Muslim student association hosts a second multicultural food day this school year featuring all heritage clubs

Muslim student association hosts a second multicultural food day this school year featuring all heritage clubs

Katelin Williams
eSomethin Staff

For the second time this year, MSA hosted the PHS Multicultural food meeting that took place in the Aux Gym April 18, 2024. The gym hosted a wide variety of foods and beverages around the world. It was amazing to see all the different dishes and the talent and culture behind them. The dishes I had were absolutely amazing and delicious. 

Not only were participants able to partake in the wide variety of delicious foods and drinks, they were also able to learn a bit more about everyone’s cultures during the event. It’s extremely important for cultures to be learned and appreciated, as they hold so much prominence and history. It’s an amazing thing for students to be able to get together to learn about and appreciate cultures they may not even have known much about.

Patrick Chen, president of the Asian American Club Association, stated, “In the 13-21 age range, your ideas are unfortunately set in place a lot of times. Their ideas are hard to change after that. Knowing this, I think it’s a worthy cause to try to push the young people’s boundaries in any way possible; even if it’s something as trivial as eating a samosa to going on exploring a new country.” 

Taqwa Arif, president of the MSA club, said, “A person’s culture is their very own special story. It’s a part of themselves that can never be completely torn from them, even if they may be disconnected from it geographically within their environment, or if there are some elements of it that they resonate with more than others. Your culture will always be like your own home. Your roots, and you will always return to it.”

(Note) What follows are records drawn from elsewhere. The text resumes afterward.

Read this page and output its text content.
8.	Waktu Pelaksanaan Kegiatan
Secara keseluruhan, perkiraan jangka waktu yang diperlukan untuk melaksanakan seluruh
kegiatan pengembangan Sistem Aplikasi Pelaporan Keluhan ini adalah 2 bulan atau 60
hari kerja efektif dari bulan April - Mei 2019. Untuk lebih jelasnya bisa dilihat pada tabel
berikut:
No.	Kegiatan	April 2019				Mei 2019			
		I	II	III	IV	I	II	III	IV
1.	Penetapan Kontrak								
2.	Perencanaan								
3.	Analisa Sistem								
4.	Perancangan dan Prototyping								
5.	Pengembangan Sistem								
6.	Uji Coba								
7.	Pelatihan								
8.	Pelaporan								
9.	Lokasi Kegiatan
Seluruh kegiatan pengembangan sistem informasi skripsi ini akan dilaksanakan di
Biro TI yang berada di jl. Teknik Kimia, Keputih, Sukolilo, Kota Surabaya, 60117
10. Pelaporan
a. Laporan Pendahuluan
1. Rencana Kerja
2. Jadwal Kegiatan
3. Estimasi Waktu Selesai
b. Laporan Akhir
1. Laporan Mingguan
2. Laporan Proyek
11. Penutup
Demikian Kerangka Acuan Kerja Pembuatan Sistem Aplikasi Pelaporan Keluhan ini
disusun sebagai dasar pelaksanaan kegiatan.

Riya Patel, president of the Indian Heritage club, says, “I think it’s important for young people to be connected in some way shape or form to their culture because to me. It’s the history of your ancestors and I think traditions and history should be shared and passed down.”

Aiden Owens, president of Afro-American club, says, “Sharing culture allows people to understand one and another and provide information on backgrounds to better understand where each of us came from.”

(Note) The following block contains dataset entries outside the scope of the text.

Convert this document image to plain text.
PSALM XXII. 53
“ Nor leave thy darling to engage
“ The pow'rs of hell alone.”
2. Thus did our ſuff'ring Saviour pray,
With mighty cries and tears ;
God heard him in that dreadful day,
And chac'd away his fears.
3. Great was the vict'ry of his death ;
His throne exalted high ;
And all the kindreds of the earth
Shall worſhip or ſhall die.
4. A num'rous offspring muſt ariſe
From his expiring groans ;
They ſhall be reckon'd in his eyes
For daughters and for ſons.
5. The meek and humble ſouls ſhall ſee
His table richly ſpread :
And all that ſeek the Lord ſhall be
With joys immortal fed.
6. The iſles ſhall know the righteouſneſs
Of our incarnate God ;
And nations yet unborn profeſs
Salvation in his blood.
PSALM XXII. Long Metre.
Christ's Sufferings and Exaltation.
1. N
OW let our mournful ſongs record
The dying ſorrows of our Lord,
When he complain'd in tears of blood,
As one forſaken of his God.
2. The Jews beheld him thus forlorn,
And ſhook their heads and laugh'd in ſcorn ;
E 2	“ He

Many more people attended this event than the last, which allowed for the event to move into the auxiliary gym for more space. Though there was a bit of chaos in the preparation, everyone was able to leave satisfied and full.

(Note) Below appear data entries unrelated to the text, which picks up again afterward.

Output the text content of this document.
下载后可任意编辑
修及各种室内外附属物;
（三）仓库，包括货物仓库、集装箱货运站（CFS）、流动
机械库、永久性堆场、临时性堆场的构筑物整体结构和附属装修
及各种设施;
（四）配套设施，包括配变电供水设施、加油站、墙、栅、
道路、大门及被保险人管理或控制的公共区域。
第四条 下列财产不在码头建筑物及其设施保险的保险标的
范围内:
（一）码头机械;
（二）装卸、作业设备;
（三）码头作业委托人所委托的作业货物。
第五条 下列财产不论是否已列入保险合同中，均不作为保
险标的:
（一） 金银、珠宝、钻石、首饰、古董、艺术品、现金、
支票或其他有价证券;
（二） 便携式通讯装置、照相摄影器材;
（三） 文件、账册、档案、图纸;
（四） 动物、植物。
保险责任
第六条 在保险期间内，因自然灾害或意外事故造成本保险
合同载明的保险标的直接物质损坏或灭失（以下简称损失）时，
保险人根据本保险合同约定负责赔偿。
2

“Each food day brings its own chaos in both planning and during the event as we manage having enough room to get everyone seated, properly labeling dishes with premade labels containing dish names, countries, and allergies/dietary information during set-up, and we always inevitably run out of plates halfway until we miraculously find more” said Arif.

“Events such as the food day, help to dispel a lot of misunderstanding, stereotypes, racism, etc. towards different cultures. Unique moment for the school to come together on unique and different events” said Chen.

“I’m so pleased with how this food day went, and I believe it was our most successful and largest one yet. This was the 3rd multicultural food day hosted by the MSA” said Arif.

“My club made a little bit too much, but I am glad everyone was able to have some. I loved when people came back for seconds and genuinely loved the food” said Patel.

“It allows people to keep their culture and grow with it in order to pass it on to a future generation. I think the whole event was a success. I think we should do this once or twice every school year to really bring people together” said Owens.